Film / Reviews
45 Years
45 Years (15)
UK 2015 94 mins Dir: Andrew Haigh Starring: Charlotte Rampling, Tom Courtenay, Geraldine James, Dolly Wells, David Sibley
Thanks to the likes of Quartet and those Exotic Marigold Hotels, the film industry has woken up to the existence of the oldie market. Maybe this audience was overlooked for so long because they prefer to shuffle gently to multiplexes rather than stampede on the opening weekend, like spotty teens eager to soak up the latest FX-driven superhero adventure. But when the grosses are totted up over many months, they amount to serious moolah. The formula for box office success requires lashings of nostalgia, plenty of gentle codger humour with some mildly racy seaside postcard naughtiness, familiar aging thesps cast as twinkly-eyed pensioners, and a dash of non-distressing reality to keep things just the right side of saccharine.

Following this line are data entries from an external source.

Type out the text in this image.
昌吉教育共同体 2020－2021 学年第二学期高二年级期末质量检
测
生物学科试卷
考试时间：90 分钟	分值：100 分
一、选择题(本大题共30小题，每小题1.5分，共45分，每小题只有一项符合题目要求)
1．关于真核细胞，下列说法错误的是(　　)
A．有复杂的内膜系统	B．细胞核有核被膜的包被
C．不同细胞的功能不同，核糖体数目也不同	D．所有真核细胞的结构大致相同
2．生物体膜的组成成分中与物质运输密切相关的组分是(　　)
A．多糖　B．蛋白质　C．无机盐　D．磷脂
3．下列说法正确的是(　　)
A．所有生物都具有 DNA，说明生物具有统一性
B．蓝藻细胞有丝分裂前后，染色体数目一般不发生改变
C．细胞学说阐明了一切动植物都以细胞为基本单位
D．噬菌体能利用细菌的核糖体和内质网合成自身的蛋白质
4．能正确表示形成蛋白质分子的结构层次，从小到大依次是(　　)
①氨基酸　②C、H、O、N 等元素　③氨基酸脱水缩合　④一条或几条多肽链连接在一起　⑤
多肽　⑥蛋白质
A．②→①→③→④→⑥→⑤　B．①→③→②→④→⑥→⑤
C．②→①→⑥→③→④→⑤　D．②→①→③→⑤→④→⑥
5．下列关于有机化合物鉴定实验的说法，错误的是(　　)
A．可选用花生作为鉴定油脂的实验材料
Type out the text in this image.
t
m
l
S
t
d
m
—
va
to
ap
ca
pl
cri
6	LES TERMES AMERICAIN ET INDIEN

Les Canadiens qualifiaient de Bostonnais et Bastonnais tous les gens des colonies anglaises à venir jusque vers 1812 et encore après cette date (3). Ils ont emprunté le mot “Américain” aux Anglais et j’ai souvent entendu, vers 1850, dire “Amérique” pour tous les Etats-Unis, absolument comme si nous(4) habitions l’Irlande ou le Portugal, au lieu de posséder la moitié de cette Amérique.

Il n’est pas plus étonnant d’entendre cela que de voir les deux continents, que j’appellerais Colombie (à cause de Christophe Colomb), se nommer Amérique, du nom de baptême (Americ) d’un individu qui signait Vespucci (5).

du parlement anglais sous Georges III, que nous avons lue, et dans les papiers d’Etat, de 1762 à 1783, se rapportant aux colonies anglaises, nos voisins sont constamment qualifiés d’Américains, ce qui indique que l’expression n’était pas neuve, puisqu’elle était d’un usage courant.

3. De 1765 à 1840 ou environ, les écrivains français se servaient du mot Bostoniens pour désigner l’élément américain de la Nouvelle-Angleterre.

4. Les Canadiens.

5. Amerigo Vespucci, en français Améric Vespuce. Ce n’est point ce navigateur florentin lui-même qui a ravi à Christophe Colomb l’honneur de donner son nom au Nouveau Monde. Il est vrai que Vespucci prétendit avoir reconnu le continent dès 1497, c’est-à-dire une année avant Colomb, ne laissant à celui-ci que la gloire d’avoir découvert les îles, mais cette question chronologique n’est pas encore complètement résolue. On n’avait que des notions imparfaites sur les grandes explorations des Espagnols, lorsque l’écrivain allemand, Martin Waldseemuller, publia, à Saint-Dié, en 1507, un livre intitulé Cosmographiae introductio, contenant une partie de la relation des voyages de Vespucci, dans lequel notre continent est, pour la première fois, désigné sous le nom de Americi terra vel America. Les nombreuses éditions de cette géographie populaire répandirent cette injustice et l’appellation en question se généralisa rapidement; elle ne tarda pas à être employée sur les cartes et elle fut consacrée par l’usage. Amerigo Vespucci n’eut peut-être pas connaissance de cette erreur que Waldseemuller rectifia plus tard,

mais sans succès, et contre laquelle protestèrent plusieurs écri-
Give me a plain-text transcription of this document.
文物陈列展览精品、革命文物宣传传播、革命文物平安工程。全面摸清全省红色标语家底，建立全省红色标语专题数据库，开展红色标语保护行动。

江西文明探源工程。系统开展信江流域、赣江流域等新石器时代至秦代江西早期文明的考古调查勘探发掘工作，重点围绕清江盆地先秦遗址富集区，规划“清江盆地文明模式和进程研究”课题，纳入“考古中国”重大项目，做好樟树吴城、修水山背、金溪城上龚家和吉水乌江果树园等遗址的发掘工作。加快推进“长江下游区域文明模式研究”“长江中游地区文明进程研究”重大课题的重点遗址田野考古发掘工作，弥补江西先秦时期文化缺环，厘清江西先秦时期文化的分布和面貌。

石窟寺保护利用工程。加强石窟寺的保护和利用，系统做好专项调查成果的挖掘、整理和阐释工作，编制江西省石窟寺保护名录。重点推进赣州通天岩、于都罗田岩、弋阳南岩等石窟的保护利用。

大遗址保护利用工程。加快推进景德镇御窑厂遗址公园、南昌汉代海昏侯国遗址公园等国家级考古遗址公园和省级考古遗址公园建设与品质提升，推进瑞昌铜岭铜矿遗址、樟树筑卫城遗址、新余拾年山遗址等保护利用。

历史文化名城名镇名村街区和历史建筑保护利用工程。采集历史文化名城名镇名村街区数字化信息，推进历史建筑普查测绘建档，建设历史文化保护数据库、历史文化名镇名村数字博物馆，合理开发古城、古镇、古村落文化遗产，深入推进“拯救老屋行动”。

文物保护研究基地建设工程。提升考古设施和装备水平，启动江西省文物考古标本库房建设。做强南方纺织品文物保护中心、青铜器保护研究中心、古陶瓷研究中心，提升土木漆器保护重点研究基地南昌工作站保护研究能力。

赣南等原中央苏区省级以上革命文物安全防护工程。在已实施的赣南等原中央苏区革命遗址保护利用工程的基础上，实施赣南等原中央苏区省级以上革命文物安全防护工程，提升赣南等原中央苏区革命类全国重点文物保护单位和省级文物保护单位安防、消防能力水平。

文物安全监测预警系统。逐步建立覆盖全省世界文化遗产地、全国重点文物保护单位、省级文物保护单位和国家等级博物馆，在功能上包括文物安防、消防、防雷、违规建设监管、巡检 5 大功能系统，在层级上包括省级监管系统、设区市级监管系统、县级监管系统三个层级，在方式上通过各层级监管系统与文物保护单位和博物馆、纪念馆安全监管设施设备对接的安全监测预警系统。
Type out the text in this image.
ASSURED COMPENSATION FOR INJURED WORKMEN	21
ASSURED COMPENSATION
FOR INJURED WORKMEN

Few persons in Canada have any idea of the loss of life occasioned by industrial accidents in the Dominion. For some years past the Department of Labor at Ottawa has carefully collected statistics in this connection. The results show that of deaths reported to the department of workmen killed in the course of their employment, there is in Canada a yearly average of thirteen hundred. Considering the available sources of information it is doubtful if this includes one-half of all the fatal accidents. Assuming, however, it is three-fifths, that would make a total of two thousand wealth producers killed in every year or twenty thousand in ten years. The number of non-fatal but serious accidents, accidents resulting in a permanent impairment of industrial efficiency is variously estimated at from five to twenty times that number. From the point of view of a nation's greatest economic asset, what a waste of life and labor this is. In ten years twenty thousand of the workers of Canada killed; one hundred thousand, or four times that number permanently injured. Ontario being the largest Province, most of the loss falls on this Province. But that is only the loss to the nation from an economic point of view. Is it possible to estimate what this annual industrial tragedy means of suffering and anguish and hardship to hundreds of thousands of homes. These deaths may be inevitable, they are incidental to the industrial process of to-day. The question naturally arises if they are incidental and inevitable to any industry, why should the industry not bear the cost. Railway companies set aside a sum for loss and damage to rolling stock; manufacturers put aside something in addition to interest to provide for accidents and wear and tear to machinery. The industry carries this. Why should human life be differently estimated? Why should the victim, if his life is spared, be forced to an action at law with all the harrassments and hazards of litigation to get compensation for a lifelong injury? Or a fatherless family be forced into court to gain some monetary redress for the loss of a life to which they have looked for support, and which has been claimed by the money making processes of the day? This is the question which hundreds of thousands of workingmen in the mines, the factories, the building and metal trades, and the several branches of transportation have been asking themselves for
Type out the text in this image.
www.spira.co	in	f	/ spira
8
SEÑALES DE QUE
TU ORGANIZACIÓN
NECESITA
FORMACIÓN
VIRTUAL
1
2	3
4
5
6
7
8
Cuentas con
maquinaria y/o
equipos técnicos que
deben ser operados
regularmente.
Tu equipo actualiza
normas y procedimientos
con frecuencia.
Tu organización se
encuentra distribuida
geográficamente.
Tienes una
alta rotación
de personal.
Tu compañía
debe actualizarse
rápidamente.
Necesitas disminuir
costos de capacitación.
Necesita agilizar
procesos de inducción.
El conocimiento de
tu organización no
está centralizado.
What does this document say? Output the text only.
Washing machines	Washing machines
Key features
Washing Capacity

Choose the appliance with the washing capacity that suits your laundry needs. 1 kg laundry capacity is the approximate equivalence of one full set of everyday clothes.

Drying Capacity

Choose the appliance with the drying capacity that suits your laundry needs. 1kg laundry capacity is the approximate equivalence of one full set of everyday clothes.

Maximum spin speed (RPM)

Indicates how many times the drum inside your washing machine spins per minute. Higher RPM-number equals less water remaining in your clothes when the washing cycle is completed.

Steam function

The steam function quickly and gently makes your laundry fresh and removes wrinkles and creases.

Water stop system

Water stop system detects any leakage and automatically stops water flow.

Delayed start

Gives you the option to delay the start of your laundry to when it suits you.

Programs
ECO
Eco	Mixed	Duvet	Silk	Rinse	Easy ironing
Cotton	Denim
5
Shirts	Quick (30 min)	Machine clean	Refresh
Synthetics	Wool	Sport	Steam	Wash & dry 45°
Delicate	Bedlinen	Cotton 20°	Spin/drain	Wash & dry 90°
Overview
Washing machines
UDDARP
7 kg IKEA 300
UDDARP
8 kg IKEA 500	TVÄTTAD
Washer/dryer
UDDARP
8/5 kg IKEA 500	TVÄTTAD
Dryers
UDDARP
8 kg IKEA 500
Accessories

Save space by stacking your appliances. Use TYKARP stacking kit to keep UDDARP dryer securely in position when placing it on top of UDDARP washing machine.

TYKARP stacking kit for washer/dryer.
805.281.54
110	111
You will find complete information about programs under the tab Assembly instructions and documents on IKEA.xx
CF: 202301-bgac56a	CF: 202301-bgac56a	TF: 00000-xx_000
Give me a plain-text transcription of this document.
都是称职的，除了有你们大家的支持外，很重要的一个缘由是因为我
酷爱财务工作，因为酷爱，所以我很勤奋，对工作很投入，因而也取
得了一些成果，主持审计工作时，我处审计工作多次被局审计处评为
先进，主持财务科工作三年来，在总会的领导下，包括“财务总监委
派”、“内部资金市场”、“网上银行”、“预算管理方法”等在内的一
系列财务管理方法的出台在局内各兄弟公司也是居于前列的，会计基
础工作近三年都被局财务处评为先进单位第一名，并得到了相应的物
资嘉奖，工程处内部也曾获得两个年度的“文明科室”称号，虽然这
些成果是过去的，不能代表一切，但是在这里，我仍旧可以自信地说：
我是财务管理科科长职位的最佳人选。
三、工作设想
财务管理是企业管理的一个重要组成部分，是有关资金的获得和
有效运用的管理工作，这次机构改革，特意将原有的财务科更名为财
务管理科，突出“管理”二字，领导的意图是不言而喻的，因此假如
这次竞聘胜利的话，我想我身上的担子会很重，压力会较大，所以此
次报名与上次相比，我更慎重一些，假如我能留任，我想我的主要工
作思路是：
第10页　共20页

Adapted from a short story by David Constantine, Andrew Haigh’s slow-burning follow-up to his excellent gay drama Weekend is a little more honest and raw. Not Amour raw, obviously, but it still feels more like a French film than an English one, which is underlined by the casting of Charlotte Rampling on fine flinty form.
It opens with a bit of subtle foreshadowing as an old slide projector clicks gently in darkness. Then we’re introduced to twilight years couple Kate (Rampling) and Geoff Mercer (Courtenay). Unburdened by children but blessed with a wide circle of friends, they’re enjoying a comfortable retirement in an idyllic small town on the Norfolk Broads. Right now, the couple are busy organising a 45th wedding anniversary bash. Yes, it’s an odd one to celebrate. But as Geoff explains to everyone, the 40th was called off because of his heart bypass operation.
Then a letter arrives from the Swiss authorities. The body of Katya – Geoff’s former girlfriend, who tumbled off a mountain during their walking holiday 50 years earlier – has finally been found frozen in a glacier. This prompts an unexpected outpouring of emotion that exposes fissures in the couple’s outwardly settled relationship. Rattled Geoff takes up smoking again and starts rummaging around in the attic in the middle of the night in search of old photographs. Unnerved Kate begins to realise how little they’ve communicated about their feelings, despite their closeness, and feels understandably threatened by a woman whose youth is perfectly preserved in her husband’s memories, old photographs, and now, apparently, a block of ice.
There’s an easily predictable revelation along the way, but this isn’t about plot twists so much as emotions – and Haigh is a director who trusts his audience to read these without spelling them out. In this he’s assisted by exemplary performances from his veteran leads, who are effortlessly convincing as an old married couple. Rampling’s default setting is chilly and severe, at which she excels, but this is a role that requires her to be affectionate, sad and vulnerable as well. Courtenay is equally excellent as the tormented and increasingly distracted Geoff, who cuts short one of the least flattering sex scenes in movie history. Haigh also makes sly use of sixties pop, from Gary Puckett and the Union Gap’s Young Girl to the Moody Blues’ Go Now, as he builds towards an ending of carefully calibrated ambiguity.